In other words, under the Democratic plans, insurance companies will be strictly limited in their ability to calculate premiums based on the nature of the risks and costs to be covered for each consumer. As is already happening, this will raise the cost of insurance, unjustly shift costs from some consumers to others (by requiring consumers with more favorable risk-cost profiles to subsidize the premiums of those with less favorable risk-cost profiles), and create an increasingly untenable situation for all but the largest and most diversified insurance companies.
The bottom line is that there is only one truly efficient solution to the high cost of health care in this country: expanding the free market by eliminating mandates and phasing out entitlement programs. Socialized medicine is not the answer. Either it will lead to even more health care spending, and therefore higher taxes, because the government will mandate that all Americans receive top quality medical care; or it will lead to shortages, rationing, and lower-quality medical care for most Americans, as a way to reduce total spending. Neither scenario is desirable. Indeed, the first scenario inevitably will lead to the second. Plus, unless the government tyrannically prohibits wealthier citizens from paying separately for private medical care - effectively eliminating property rights - we still will have a mixed system that inefficiently adds to total costs.
Under greater free market conditions, Americans will be required to pay more individually for the health care they receive. Whether these payments are made out-of-pocket or through rationally priced insurance premiums, this will create the financial incentives to control spending that Samuelson stresses in his article. Yes, this also will mean that many Americans will not be able to afford the same level of health care that they currently enjoy as a result of government subsidies. However, the moral and financial responsibility for providing medical care should rest with each individual citizen and his or her family, not the business community or general public. Where an individual's resources are not enough, private charity, not the government's taxing authority, should fill the gap.
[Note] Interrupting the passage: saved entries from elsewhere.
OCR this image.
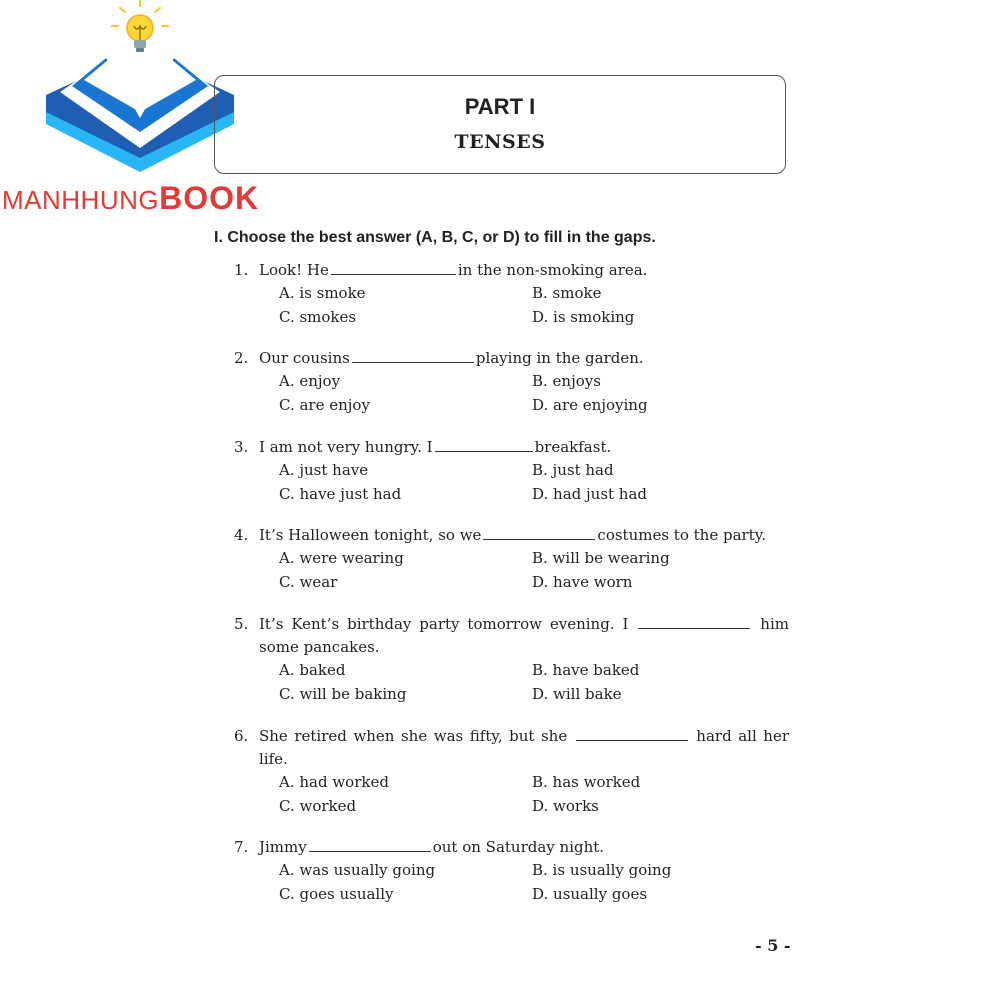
MANHHUNGBOOK
PART I
TENSES
I. Choose the best answer (A, B, C, or D) to fill in the gaps.
1. Look! He	in the non-smoking area.
A. is smoke	B. smoke
C. smokes	D. is smoking
2. Our cousins	playing in the garden.
A. enjoy	B. enjoys
C. are enjoy	D. are enjoying
3. I am not very hungry. I	breakfast.
A. just have	B. just had
C. have just had	D. had just had
4. It’s Halloween tonight, so we	costumes to the party.
A. were wearing	B. will be wearing
C. wear	D. have worn
5. It’s Kent’s birthday party tomorrow evening. I	him
some pancakes.
A. baked	B. have baked
C. will be baking	D. will bake
6. She retired when she was fifty, but she	hard all her
life.
A. had worked	B. has worked
C. worked	D. works
7. Jimmy	out on Saturday night.
A. was usually going	B. is usually going
C. goes usually	D. usually goes
- 5 -
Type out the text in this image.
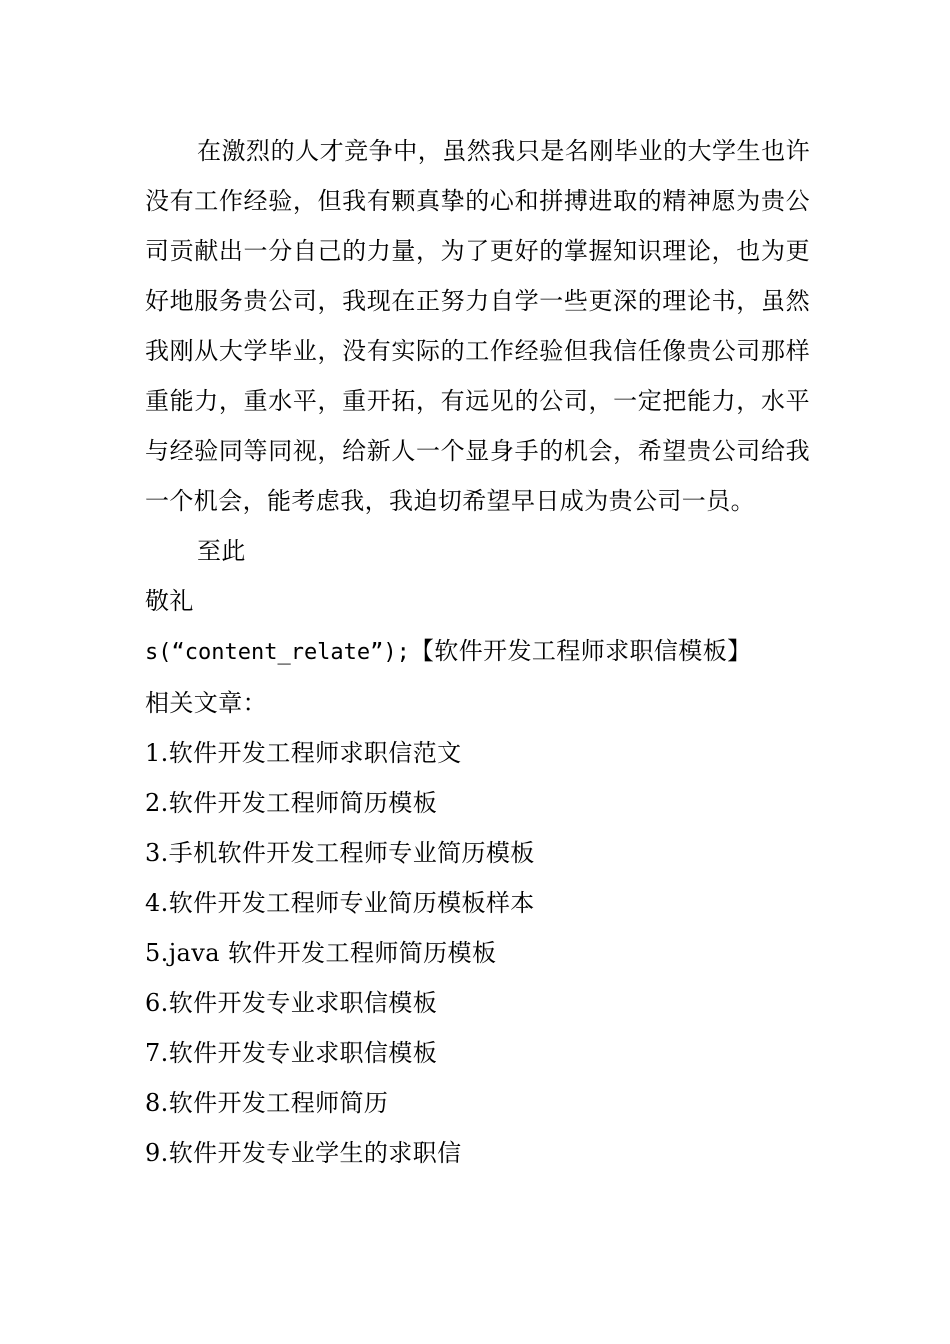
在激烈的人才竞争中，虽然我只是名刚毕业的大学生也许没有工作经验，但我有颗真挚的心和拼搏进取的精神愿为贵公司贡献出一分自己的力量，为了更好的掌握知识理论，也为更好地服务贵公司，我现在正努力自学一些更深的理论书，虽然我刚从大学毕业，没有实际的工作经验但我信任像贵公司那样重能力，重水平，重开拓，有远见的公司，一定把能力，水平与经验同等同视，给新人一个显身手的机会，希望贵公司给我一个机会，能考虑我，我迫切希望早日成为贵公司一员。

至此

敬礼

s(“content_relate”);【软件开发工程师求职信模板】

相关文章：

1.软件开发工程师求职信范文
2.软件开发工程师简历模板
3.手机软件开发工程师专业简历模板
4.软件开发工程师专业简历模板样本
5.java 软件开发工程师简历模板
6.软件开发专业求职信模板
7.软件开发专业求职信模板
8.软件开发工程师简历
9.软件开发专业学生的求职信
Nevertheless, even in a free market, total health care spending in this country still will be very high. As noted previously, high-quality health care is extremely expensive, and Americans have enormous demand for the best medical care money can buy. There is nothing inherently "bad" about this. The United States is an extremely rich country, and we have enough wealth to expend a large percentage of our gross domestic product on health care, while still providing for our other vital needs, e.g., national defense.
However, we do not have enough money for the government to "promise" every American, regardless of age or condition, that he or she will receive the best available medical care. We are not that rich, and never will be.